Benar, bahwa menjadi hak pasien untuk dirahasiakan soal kondisi kesehatannya. Itu sudah dijamin dalam Undang-undang no.36 tahun 2009 tentang Kesehatan pada pasal 57 ayat (1). Tapi, disituasi pandemi Covid-19 saat ini, dimana menjadi penting bagi pemerintah maupun publik untuk mengetahui apakah seseorang terpapar Covid-19 atau tidak, guna mencegah penularannya lebih luas.
Maka atas dasar kepentingan masyarakat atau kepentingan publik tersebut, menjadi boleh untuk disebarluaskan rekam mediknya, seperti yang diamanahkan dalam UU no.36 tahun 2009 tentang Kesehatan pada pasal 57 ayat (2) yang berbunyi: “Ketentuan mengenai hak atas rahasia kondisi kesehatan pribadi sebagaimana dimaksud pada ayat (1) tidak berlaku dalam hal: a. perintah undang-undang; b. perintah pengadilan; c. izin yang bersangkutan; d. kepentingan masyarakat; atau e. kepentingan orang tersebut”.

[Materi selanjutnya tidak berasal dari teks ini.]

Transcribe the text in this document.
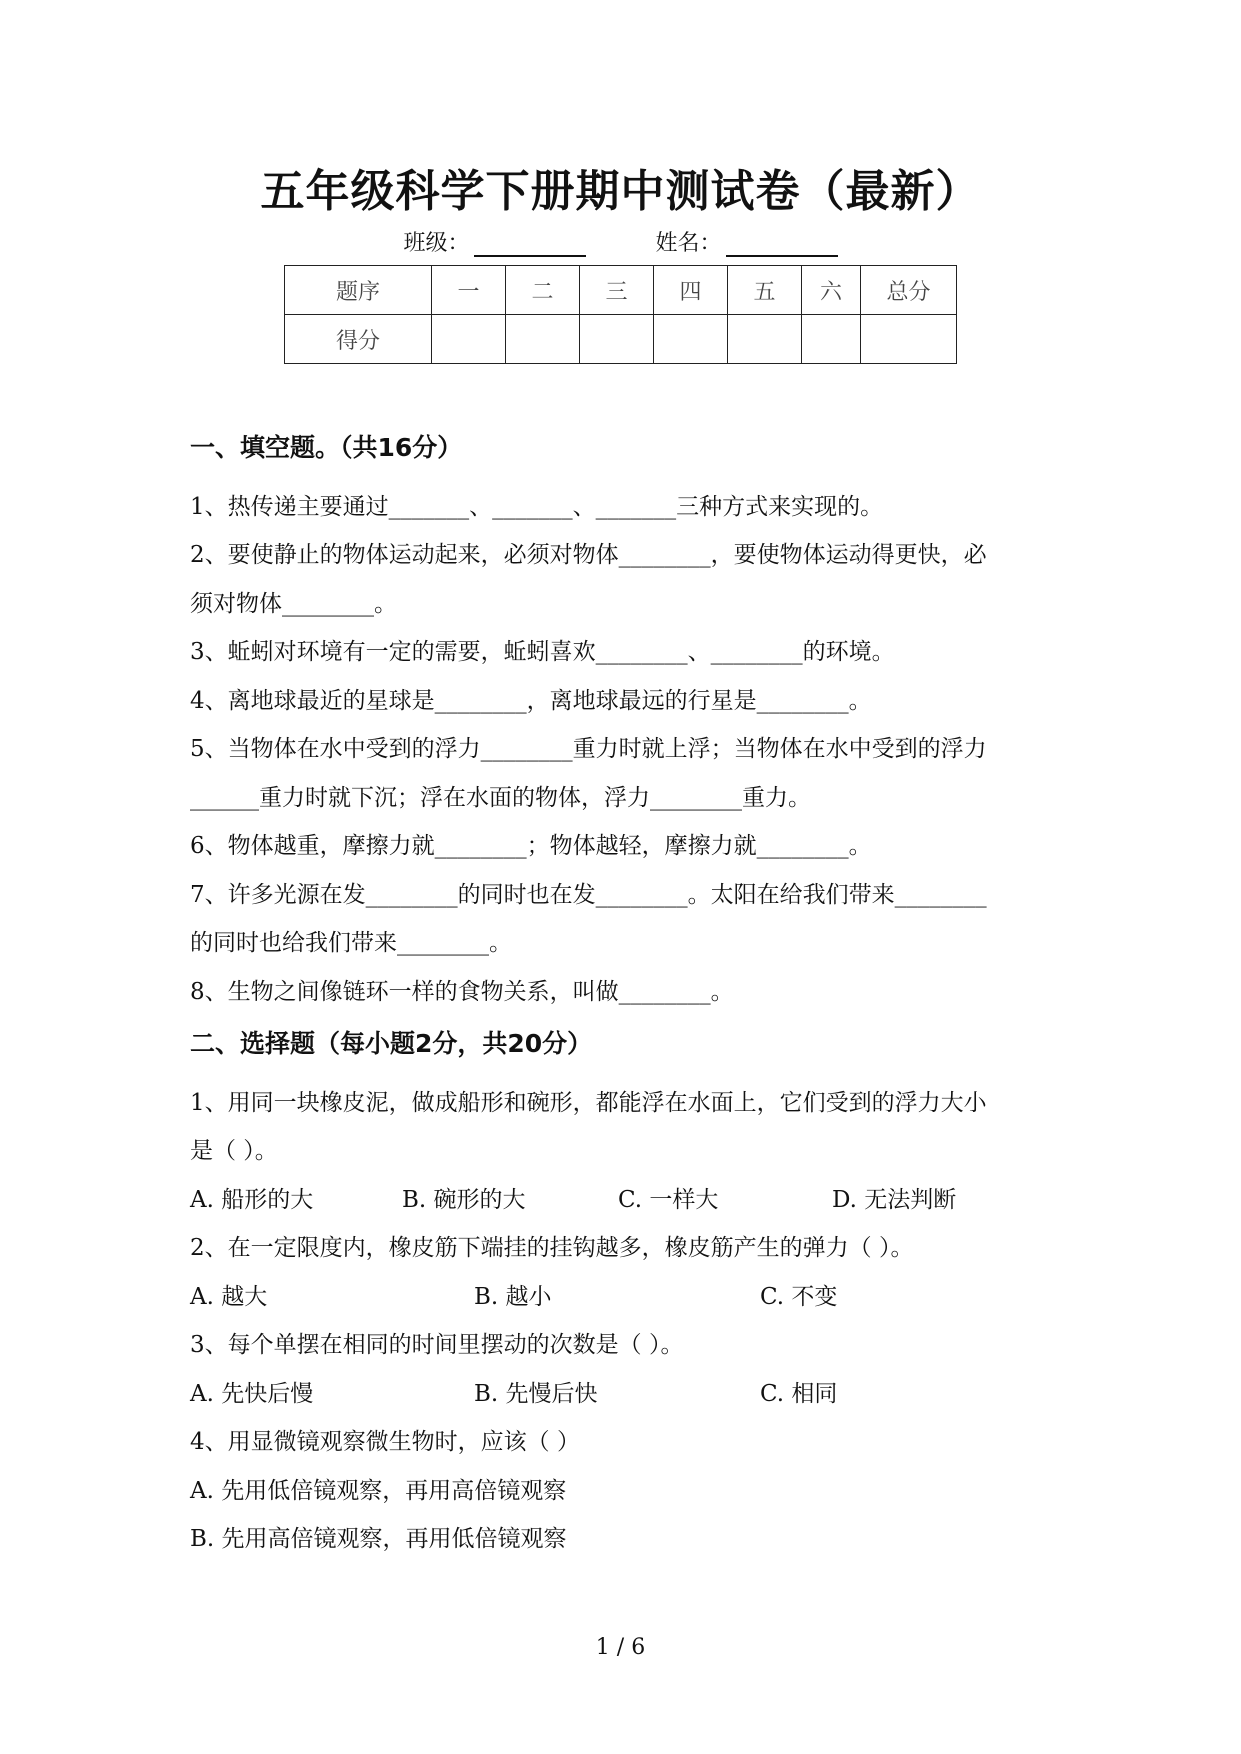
五年级科学下册期中测试卷（最新）
班级：	姓名：
题序	一	二	三	四	五	六	总分
得分							
一、填空题。（共16分）
1、热传递主要通过_______、_______、_______三种方式来实现的。
2、要使静止的物体运动起来，必须对物体________，要使物体运动得更快，必
须对物体________。
3、蚯蚓对环境有一定的需要，蚯蚓喜欢________、________的环境。
4、离地球最近的星球是________，离地球最远的行星是________。
5、当物体在水中受到的浮力________重力时就上浮；当物体在水中受到的浮力
______重力时就下沉；浮在水面的物体，浮力________重力。
6、物体越重，摩擦力就________；物体越轻，摩擦力就________。
7、许多光源在发________的同时也在发________。太阳在给我们带来________
的同时也给我们带来________。
8、生物之间像链环一样的食物关系，叫做________。
二、选择题（每小题2分，共20分）
1、用同一块橡皮泥，做成船形和碗形，都能浮在水面上，它们受到的浮力大小
是（ ）。
A. 船形的大	B. 碗形的大	C. 一样大	D. 无法判断
2、在一定限度内，橡皮筋下端挂的挂钩越多，橡皮筋产生的弹力（ ）。
A. 越大	B. 越小	C. 不变
3、每个单摆在相同的时间里摆动的次数是（ ）。
A. 先快后慢	B. 先慢后快	C. 相同
4、用显微镜观察微生物时，应该（ ）
A. 先用低倍镜观察，再用高倍镜观察
B. 先用高倍镜观察，再用低倍镜观察
1 / 6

Baca Juga : KBRI Berlin Gandeng PPI Jerman Beri Pelatihan Dasar Kepemimpinan 4.0
Terlalu formal jika kita membahasnya dengan pendekatan secara konstitusional ini. Cukup dengan pendekatan nilai, nilai kejujuran. Di situasi pandemi Covid-19 ini, kejujuran menjadi sangat berarti. Sebenarnya bukan hanya di situasi pandemi, tapi di segala situasi apapun. Tapi apalah daya, kejujuran masih menjadi sesuatu yang langka dan antik di bangsa kita sekalipun itu demi kepentingan masyarakat.
Untung saja jujur itu masih menjadi sesuatu yang langka. Belum menjadi sesuatu yang punah. Kita masih bisa melihat sikap jujur itu. Dengan jujur dan terbuka, Ketua Umum PBNU KH. Said Aqil Sirajh mengumumkan dirinya telah terkonfirmasi positif Covid-19. Sebagai seorang tokoh bangsa dan agama, beliau mengajarkan kita pentingnya untuk jujur dan terbuka demi saling menjaga keselamatan bersama.

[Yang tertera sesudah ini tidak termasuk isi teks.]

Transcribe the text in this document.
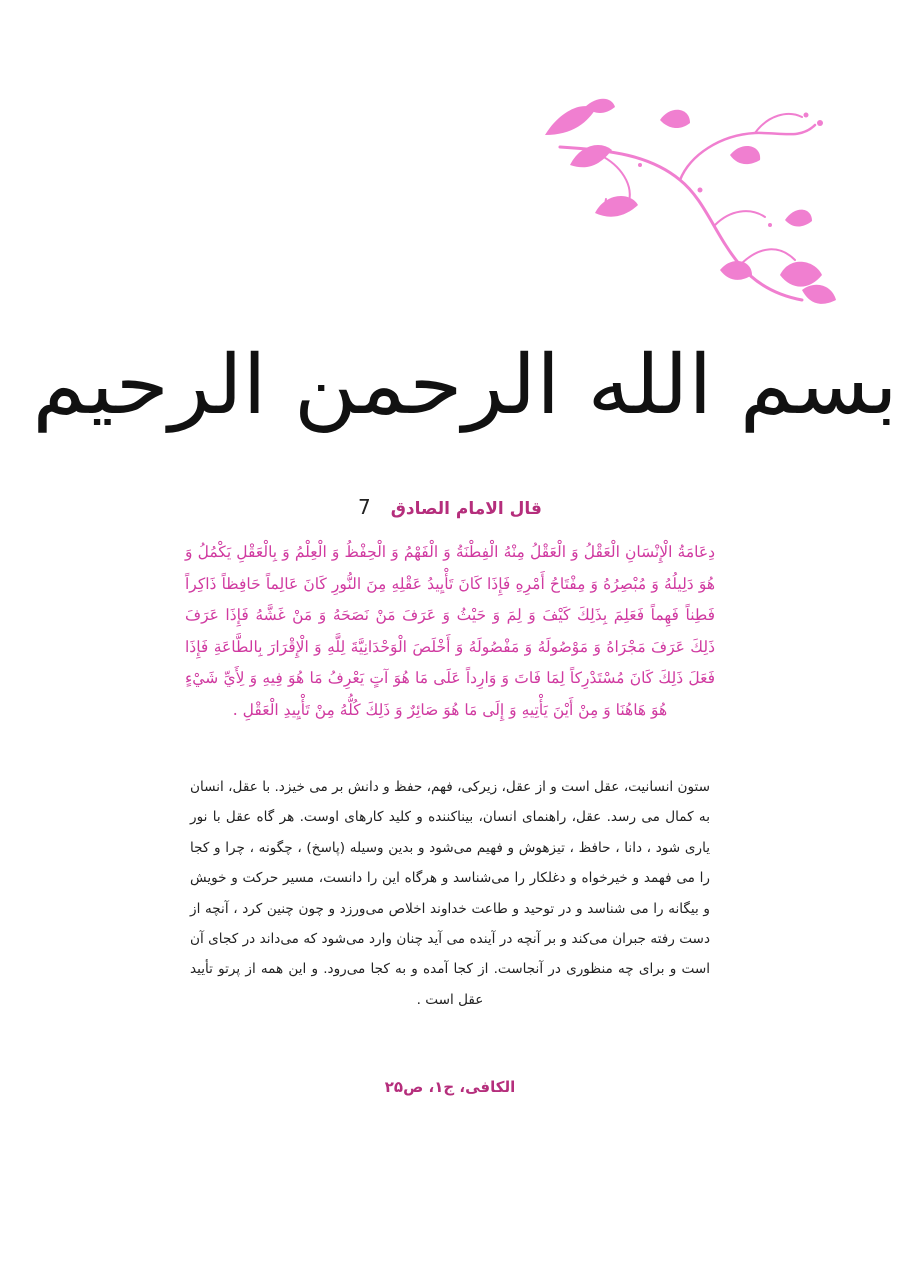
بسم الله الرحمن الرحيم
قال الامام الصادق 7
دِعَامَةُ الْإِنْسَانِ الْعَقْلُ وَ الْعَقْلُ مِنْهُ الْفِطْنَةُ وَ الْفَهْمُ وَ الْحِفْظُ وَ الْعِلْمُ وَ بِالْعَقْلِ يَكْمُلُ وَ هُوَ دَلِيلُهُ وَ مُبْصِرُهُ وَ مِفْتَاحُ أَمْرِهِ فَإِذَا كَانَ تَأْيِيدُ عَقْلِهِ مِنَ النُّورِ كَانَ عَالِماً حَافِظاً ذَاكِراً فَطِناً فَهِماً فَعَلِمَ بِذَلِكَ كَيْفَ وَ لِمَ وَ حَيْثُ وَ عَرَفَ مَنْ نَصَحَهُ وَ مَنْ غَشَّهُ فَإِذَا عَرَفَ ذَلِكَ عَرَفَ مَجْرَاهُ وَ مَوْصُولَهُ وَ مَفْصُولَهُ وَ أَخْلَصَ الْوَحْدَانِيَّةَ لِلَّهِ وَ الْإِقْرَارَ بِالطَّاعَةِ فَإِذَا فَعَلَ ذَلِكَ كَانَ مُسْتَدْرِكاً لِمَا فَاتَ وَ وَارِداً عَلَى مَا هُوَ آتٍ يَعْرِفُ مَا هُوَ فِيهِ وَ لِأَيِّ شَيْءٍ هُوَ هَاهُنَا وَ مِنْ أَيْنَ يَأْتِيهِ وَ إِلَى مَا هُوَ صَائِرٌ وَ ذَلِكَ كُلُّهُ مِنْ تَأْيِيدِ الْعَقْلِ .
ستون انسانیت، عقل است و از عقل، زیرکی، فهم، حفظ و دانش بر می خیزد. با عقل، انسان به کمال می رسد. عقل، راهنمای انسان، بیناکننده و کلید کارهای اوست. هر گاه عقل با نور یاری شود ، دانا ، حافظ ، تیزهوش و فهیم می‌شود و بدین وسیله (پاسخ) ، چگونه ، چرا و کجا را می فهمد و خیرخواه و دغلکار را می‌شناسد و هرگاه این را دانست، مسیر حرکت و خویش و بیگانه را می شناسد و در توحید و طاعت خداوند اخلاص می‌ورزد و چون چنین کرد ، آنچه از دست رفته جبران می‌کند و بر آنچه در آینده می آید چنان وارد می‌شود که می‌داند در کجای آن است و برای چه منظوری در آنجاست. از کجا آمده و به کجا می‌رود. و این همه از پرتو تأیید عقل است .
الکافی، ج۱، ص۲۵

Begitu juga dengan Gubernur DKI Jakarta Anies Baswedan. Secara jujur dan terbuka mengumumkan dirinya positif Covid-19. Sebagai pemerintah, beliau memberikan contoh kepada masyarakatnya untuk bersikap jujur, bukan kabur.
Baca Juga : Wabup Gowa Harap BKPRMI Mampu Cetak Pemuda Berjiwa Pemimpin
Terpapar Covid-19 bukan lah suatu aib yang harus disembunyikan. Terpapar Covid-19 juga bukan merupakan pelanggaran pidana. Mengapa harus malu? Mengapa harus kabur? Justru dengan sikap jujur dan terbuka itu, kita bisa mengingatkan kepada sesama bahwa Covid-19 bisa menyerang siapa saja tanpa mengenal status sosial, jabatan maupun kekayaan.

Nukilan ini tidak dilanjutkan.